Traditionally, hospitals charged these fees to ensure they could maintain 24-hour capacity to respond to emergencies or staff inpatient care units, where the number of patients that need that care can fluctuate day to day. However, facility fees are now charged on claims for E&M services, such as diagnostic testing and routine services provided by acquired primary care physicians.

NASHP’s model act does not eliminate all facility fees, but it restricts their use by location and service. This model law mirrors a similar Medicare provision and prohibits any health care facility that is located more than 250 yards from a hospital campus from charging a facility fee for services provided at that location. Therefore, services provided by acquired physicians cannot include these additional fees simply because the doctor’s office was purchased by a health system.
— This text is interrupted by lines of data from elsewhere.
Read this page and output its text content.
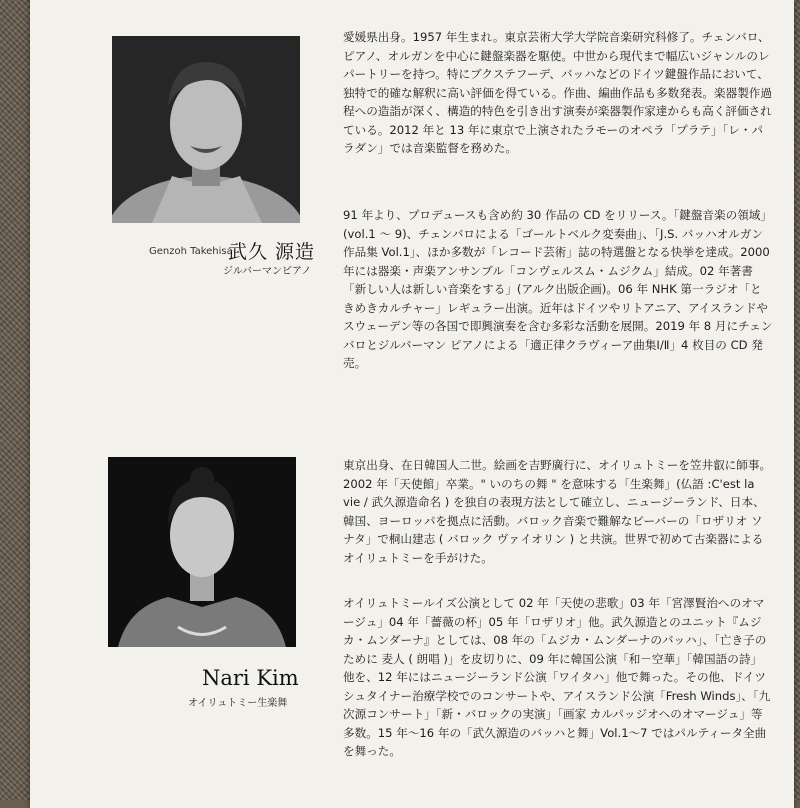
Genzoh Takehisa
武久 源造
ジルバーマンピアノ

愛媛県出身。1957 年生まれ。東京芸術大学大学院音楽研究科修了。チェンバロ、ピアノ、オルガンを中心に鍵盤楽器を駆使。中世から現代まで幅広いジャンルのレパートリーを持つ。特にブクステフーデ、バッハなどのドイツ鍵盤作品において、独特で的確な解釈に高い評価を得ている。作曲、編曲作品も多数発表。楽器製作過程への造詣が深く、構造的特色を引き出す演奏が楽器製作家達からも高く評価されている。2012 年と 13 年に東京で上演されたラモーのオペラ「プラテ」「レ・パラダン」では音楽監督を務めた。

91 年より、プロデュースも含め約 30 作品の CD をリリース。「鍵盤音楽の領域」(vol.1 〜 9)、チェンバロによる「ゴールトベルク変奏曲」、「J.S. バッハオルガン作品集 Vol.1」、ほか多数が「レコード芸術」誌の特選盤となる快挙を達成。2000 年には器楽・声楽アンサンブル「コンヴェルスム・ムジクム」結成。02 年著書「新しい人は新しい音楽をする」(アルク出版企画)。06 年 NHK 第一ラジオ「ときめきカルチャー」レギュラー出演。近年はドイツやリトアニア、アイスランドやスウェーデン等の各国で即興演奏を含む多彩な活動を展開。2019 年 8 月にチェンバロとジルバーマン ピアノによる「適正律クラヴィーア曲集Ⅰ/Ⅱ」4 枚目の CD 発売。

Nari Kim
オイリュトミー生楽舞

東京出身、在日韓国人二世。絵画を吉野廣行に、オイリュトミーを笠井叡に師事。2002 年「天使館」卒業。" いのちの舞 " を意味する「生楽舞」(仏語 :C'est la vie / 武久源造命名 ) を独自の表現方法として確立し、ニュージーランド、日本、韓国、ヨーロッパを拠点に活動。バロック音楽で難解なビーバーの「ロザリオ ソナタ」で桐山建志 ( バロック ヴァイオリン ) と共演。世界で初めて古楽器によるオイリュトミーを手がけた。

オイリュトミールイズ公演として 02 年「天使の悲歌」03 年「宮澤賢治へのオマージュ」04 年「薔薇の杯」05 年「ロザリオ」他。武久源造とのユニット『ムジカ・ムンダーナ』としては、08 年の「ムジカ・ムンダーナのバッハ」、「亡き子のために 麦人 ( 朗唱 )」を皮切りに、09 年に韓国公演「和－空華」「韓国語の詩」他を、12 年にはニュージーランド公演「ワイタハ」他で舞った。その他、ドイツシュタイナー治療学校でのコンサートや、アイスランド公演「Fresh Winds」、「九次源コンサート」「新・バロックの実演」「画家 カルパッジオへのオマージュ」等多数。15 年〜16 年の「武久源造のバッハと舞」Vol.1〜7 ではパルティータ全曲を舞った。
The model also prohibits providers from charging facility fees for certain classes of outpatient services, including but not limited to E&M services, regardless of the location where that specific service was provided.

The model also requires health systems to report their facility fee charges to the state. Because these fees vary so greatly across services and providers, and are negotiated with systems differently by each health plan, it can be challenging for states to understand their impact on overall health care costs. For states without an all-payer claims database (APCD), these reports are essential to enforcing the prohibitions of certain facility fees.

Experts predict the current consolidation trend will accelerate as a result of the COVID-19 pandemic. Individuals are staying home and foregoing regular doctor visits, even after state stay-at-home orders are been lifted, leaving smaller providers struggling financially, which makes acquisition of these practices more attractive to hard-hit physicians.

However, as hospitals buy up these practices and consolidate the health care market in states, costs rise. This model act is one strategy states can use to curb vertical consolidation in their health care markets by eliminating the incentive of expanding a hospital’s facility fee charges to physician office charges. Restricting facility fees for certain services will also help reduce the effects of existing consolidation and ease some of the health care cost burden on individuals.